La Nación, editorial,
28 DE JUNIO DE 2017
Cada tanto se abre en la Argentina el debate acerca de
si la presencia de símbolos religiosos en edificios gubernamentales, tribunales
o escuelas públicas implica una forma de discriminación hacia quienes no
participan del culto al que remiten dichos símbolos o hacia quienes se declaran
ateos o laicistas sin convicción religiosa alguna.
Cuando se analiza el tema no pueden soslayarse
referencias históricas y jurídicas tales como el Preámbulo de la Constitución
nacional, cuya expresa invocación teísta dice: "Invocando la protección de
Dios, fuente de toda razón y justicia, ordenamos, decretamos y establecemos
esta Constitución para la Nación Argentina". Tampoco el recordado artículo
2, según el cual: "El gobierno federal sostiene el culto católico,
apostólico y romano", con las largas discusiones acerca de los alcances
del "sostenimiento" del culto; ni el artículo 14, cuando establece la
libertad de cultos. Tampoco han de olvidarse el artículo 19, que reserva a Dios
las acciones privadas de los hombres, o el 20, que garantiza a los extranjeros
el ejercer libremente su culto, o el 93, que permite que el Presidente preste
juramento "respetando sus creencias religiosas".
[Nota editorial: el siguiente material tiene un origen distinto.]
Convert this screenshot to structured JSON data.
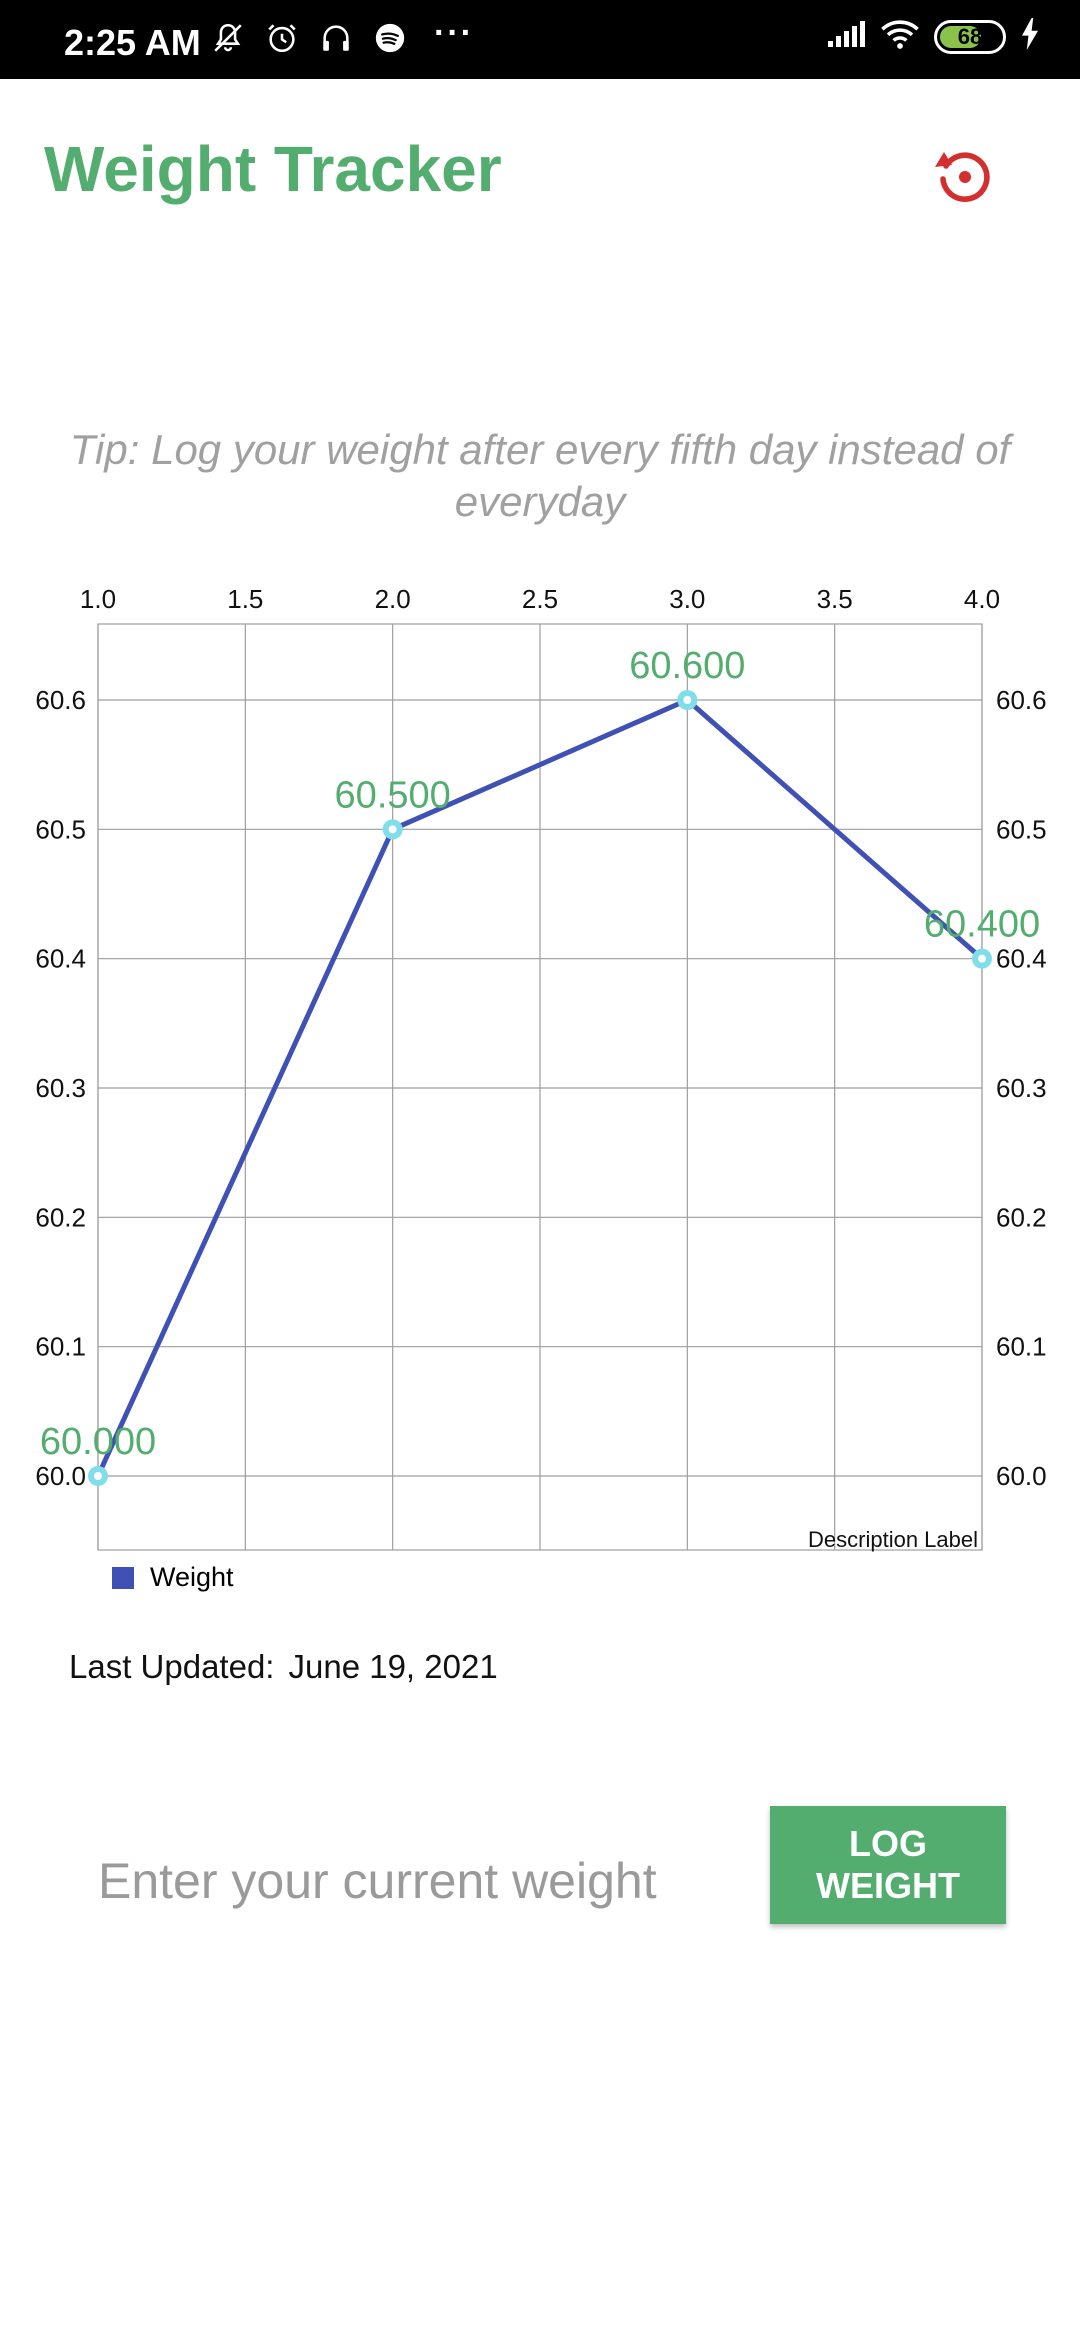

Todas estas expresiones conviven perfectamente con la
norma del artículo 43 que dispone que toda persona puede interponer una acción
de amparo contra cualquier forma de discriminación que la afecte.
La pregunta es, entonces, si es discriminatoria para
quienes no son cristianos la presencia en un lugar público de un símbolo
religioso como un crucifijo, meramente pasiva, por cierto, por cuanto no exige
ningún tipo de reverencia especial o rito particular, sino que es un mero
recordatorio de aquella herencia cultural que se remonta a nuestro nacimiento
como nación, y mucho más atrás si se quiere. En general, la respuesta ha sido
negativa: la cruz no obliga a nada, es parte de una tradición histórica, es
innegable su prestigio simbólico de larga raigambre, no hay ilegitimidad alguna
en la presencia de dicho símbolo y su remoción puede conducir -precisamente- a
un acto discriminatorio.
Discriminar es dar a algunos un tratamiento distinto a
otros. Un ejemplo sería que los argentinos pudieran profesar libremente su
culto, pero los extranjeros no. Otro, que los niños estén obligados a rezar
antes de entrar a clase, sean o no cristianos. Es evidente en los referidos
casos que hay un claro trato desigual, discriminatorio hacia quienes no
participan de dicha creencia.
Pero obligar, con fundamento en un laicismo que
prescinde de nuestra historia, a descolgar las cruces y todo símbolo religioso
de los edificios públicos equivale a demoler las iglesias en las ciudades, o
las mezquitas o las sinagogas, porque quien pase frente a ellas puede sentirse
"discriminado" por la presencia de un símbolo religioso en el cual no
cree. Propiciar tal proceder, como el de eliminar todo cuadro o escultura con
motivo religioso exhibidos en un lugar público, parece un exceso.
La tolerancia, la libertad de ejercicio del culto y el
respeto a las tradiciones, en la medida en que no establezcan imposición
alguna, son todo lo contrario a un acto discriminatorio. Más bien parece que
quienes propugnan este tipo de posiciones intentan imponer un criterio
minoritario o sectario que no respeta el sentir general. Nadie debe imponerle
nada a una minoría, como tampoco es admisible que, so pretexto de una
inexistente discriminación, se eliminen símbolos largamente enraizados en
nuestras tradiciones históricas y culturales, a las que adhiere una gran parte
de nuestro pueblo. Algo que no debería ser dejado de lado en momentos en que el
Congreso se apresta a analizar un proyecto de ley de libertad religiosa.